Martha stood with folded hands, looking after him. Wounded feeling and bitter pain strove together in her countenance, but the pain gained the upper hand.

”No blessing comes with such a love.”

The words found an echo in her heart. She felt that there was no blessing on hers either.

Meanwhile Eugenie Berkow sat alone in her husband's study. There had been little opportunity as yet for these two to enjoy their newly-won felicity. Twice had Arthur been compelled to leave her; in the morning when he had thrown himself into the thick of the tumult and quelled it for the time being, and now again when he had been called away to a conference with the officials.

But, in spite of her anxiety about him and of the dangerous situation in which they were placed, the young wife's face beamed with a reflection of that deep inward happiness which, gained at the cost of many an arduous struggle, was no longer at the mercy of outward storms.

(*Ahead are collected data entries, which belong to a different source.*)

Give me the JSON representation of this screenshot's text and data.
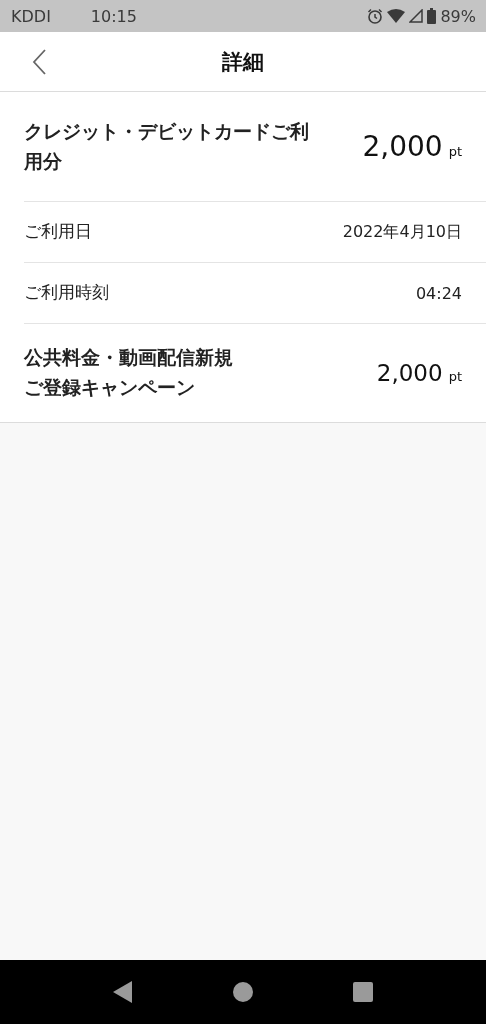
{
  "status_bar": {
    "carrier": "KDDI",
    "time": "10:15",
    "battery": "89%"
  },
  "header": {
    "title": "詳細"
  },
  "rows": [
    {
      "kind": "amount",
      "label": "クレジット・デビットカードご利用分",
      "value": "2,000",
      "unit": "pt",
      "large": true
    },
    {
      "kind": "detail",
      "label": "ご利用日",
      "value": "2022年4月10日"
    },
    {
      "kind": "detail",
      "label": "ご利用時刻",
      "value": "04:24"
    },
    {
      "kind": "amount",
      "label_lines": [
        "公共料金・動画配信新規",
        "ご登録キャンペーン"
      ],
      "value": "2,000",
      "unit": "pt",
      "large": false
    }
  ]
}
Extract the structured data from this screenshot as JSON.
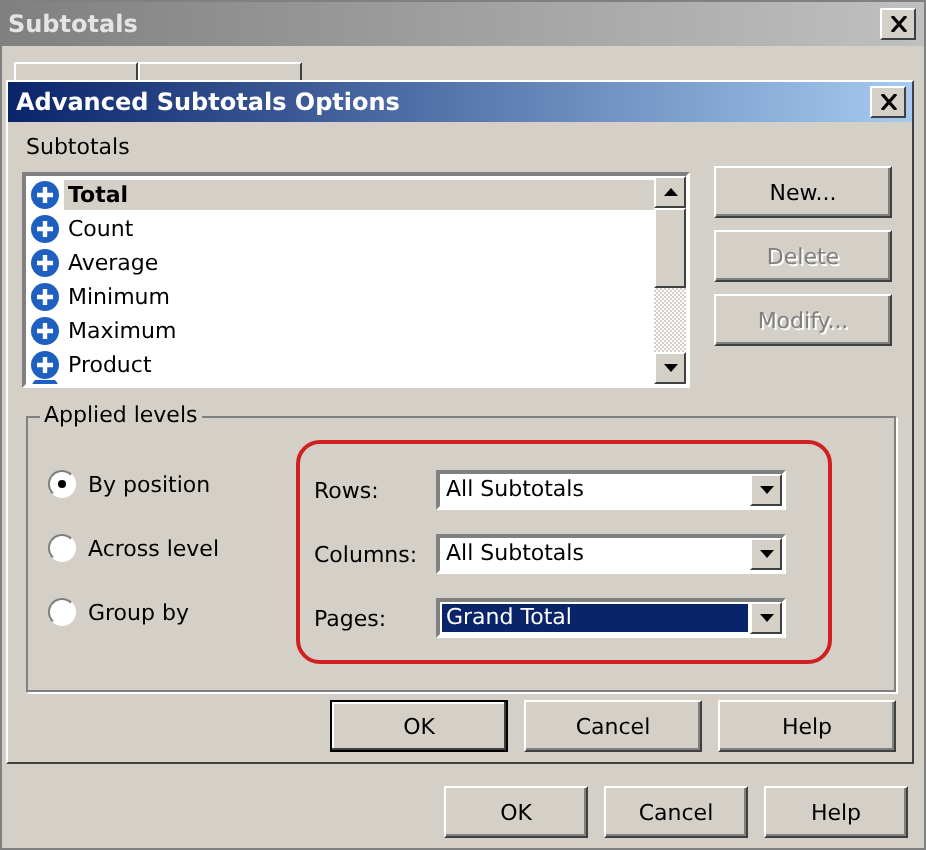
{
  "back_window": {
    "title": "Subtotals",
    "buttons": [
      "OK",
      "Cancel",
      "Help"
    ]
  },
  "dialog": {
    "title": "Advanced Subtotals Options",
    "list_label": "Subtotals",
    "items": [
      {
        "label": "Total",
        "selected": true
      },
      {
        "label": "Count",
        "selected": false
      },
      {
        "label": "Average",
        "selected": false
      },
      {
        "label": "Minimum",
        "selected": false
      },
      {
        "label": "Maximum",
        "selected": false
      },
      {
        "label": "Product",
        "selected": false
      }
    ],
    "side_buttons": [
      {
        "label": "New...",
        "disabled": false
      },
      {
        "label": "Delete",
        "disabled": true
      },
      {
        "label": "Modify...",
        "disabled": true
      }
    ],
    "group_title": "Applied levels",
    "radios": [
      {
        "label": "By position",
        "selected": true
      },
      {
        "label": "Across level",
        "selected": false
      },
      {
        "label": "Group by",
        "selected": false
      }
    ],
    "selects": [
      {
        "label": "Rows:",
        "value": "All Subtotals",
        "focused": false
      },
      {
        "label": "Columns:",
        "value": "All Subtotals",
        "focused": false
      },
      {
        "label": "Pages:",
        "value": "Grand Total",
        "focused": true
      }
    ],
    "buttons": [
      "OK",
      "Cancel",
      "Help"
    ]
  }
}
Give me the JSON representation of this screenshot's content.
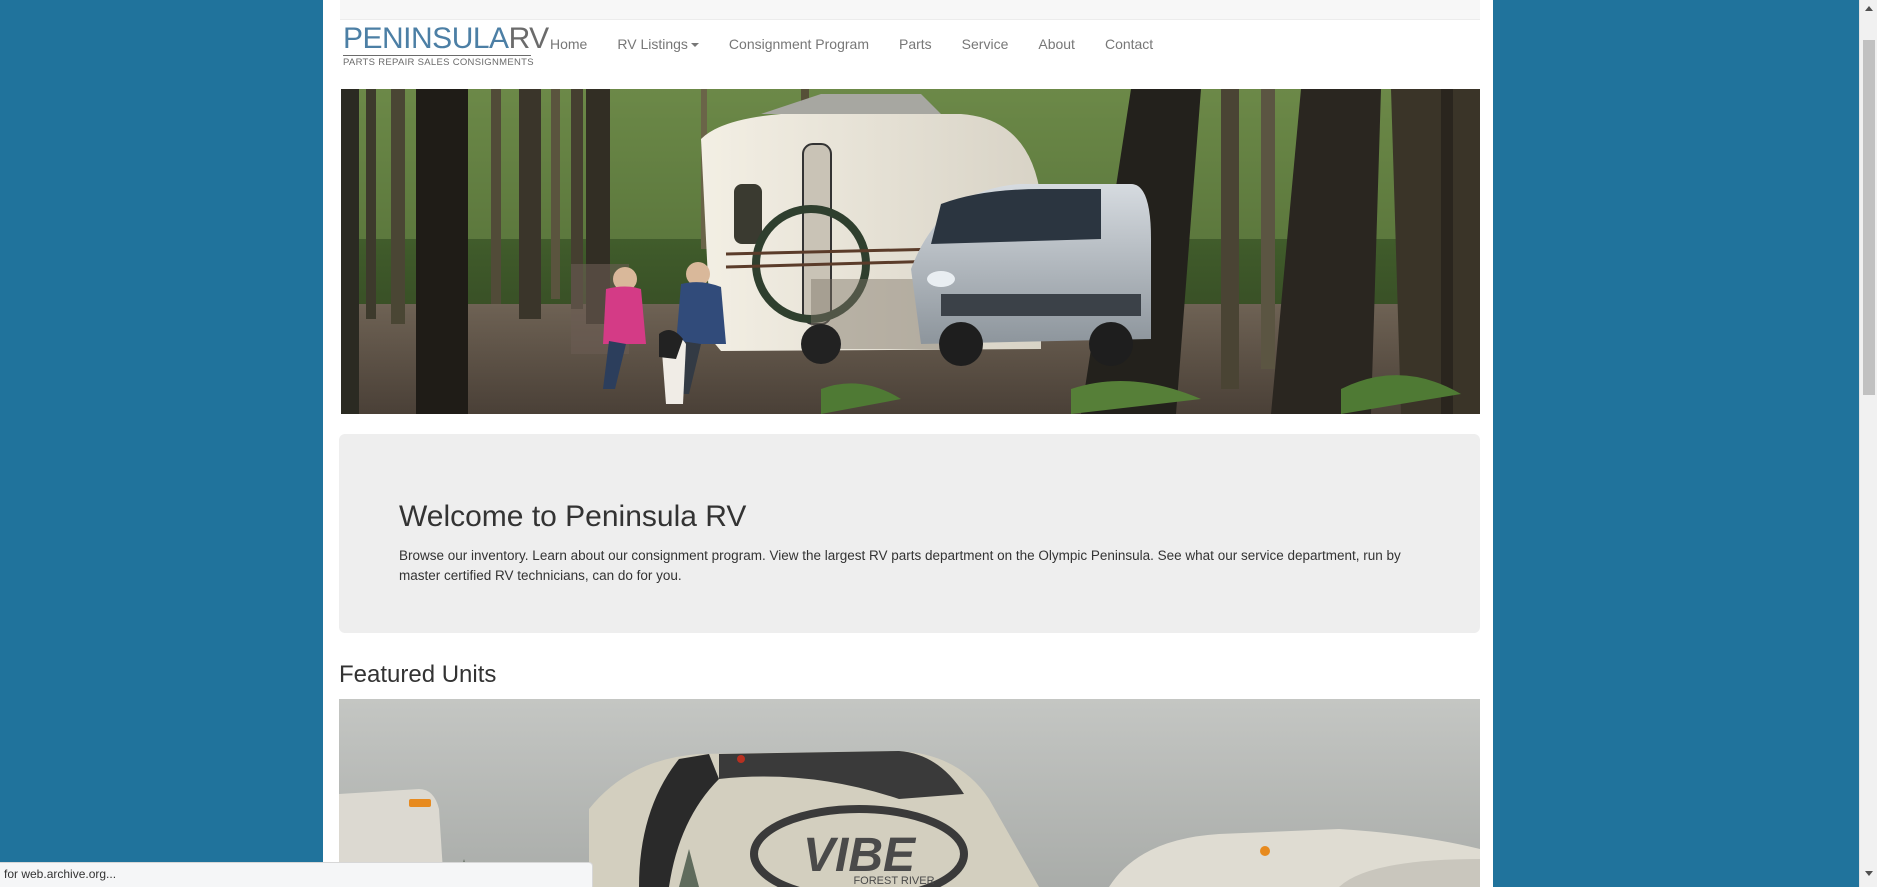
{
  "brand": {
    "name_main": "PENINSULA",
    "name_rv": "RV",
    "tagline": "PARTS  REPAIR  SALES  CONSIGNMENTS"
  },
  "nav": {
    "items": [
      {
        "label": "Home"
      },
      {
        "label": "RV Listings",
        "dropdown": true
      },
      {
        "label": "Consignment Program"
      },
      {
        "label": "Parts"
      },
      {
        "label": "Service"
      },
      {
        "label": "About"
      },
      {
        "label": "Contact"
      }
    ]
  },
  "jumbotron": {
    "title": "Welcome to Peninsula RV",
    "text": "Browse our inventory. Learn about our consignment program. View the largest RV parts department on the Olympic Peninsula. See what our service department, run by master certified RV technicians, can do for you."
  },
  "featured": {
    "title": "Featured Units",
    "image_text": "VIBE",
    "image_subtext": "FOREST RIVER"
  },
  "status": {
    "text": "g for web.archive.org..."
  },
  "colors": {
    "background": "#20739c",
    "brand_blue": "#4c7fa5",
    "jumbotron_bg": "#eeeeee"
  }
}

She was with her husband, at his side, under his protection, and Arthur was, it seemed, a man able to make his wife forget all else in that one fact.

Suddenly a door was opened, and steps resounded in the adjoining room.

Eugenie rose to meet the newcomer, whom she naturally took for her husband, but her first feeling of surprise at seeing a stranger gave way to one of terror as she recognised Ulric Hartmann.

He was startled too at seeing her, and stood still in some embarra.s.sment.

”Ah, it is you, my lady! I was looking for Herr Berkow.”

”He is not here, I am expecting him,” she answered quickly, in a trembling voice.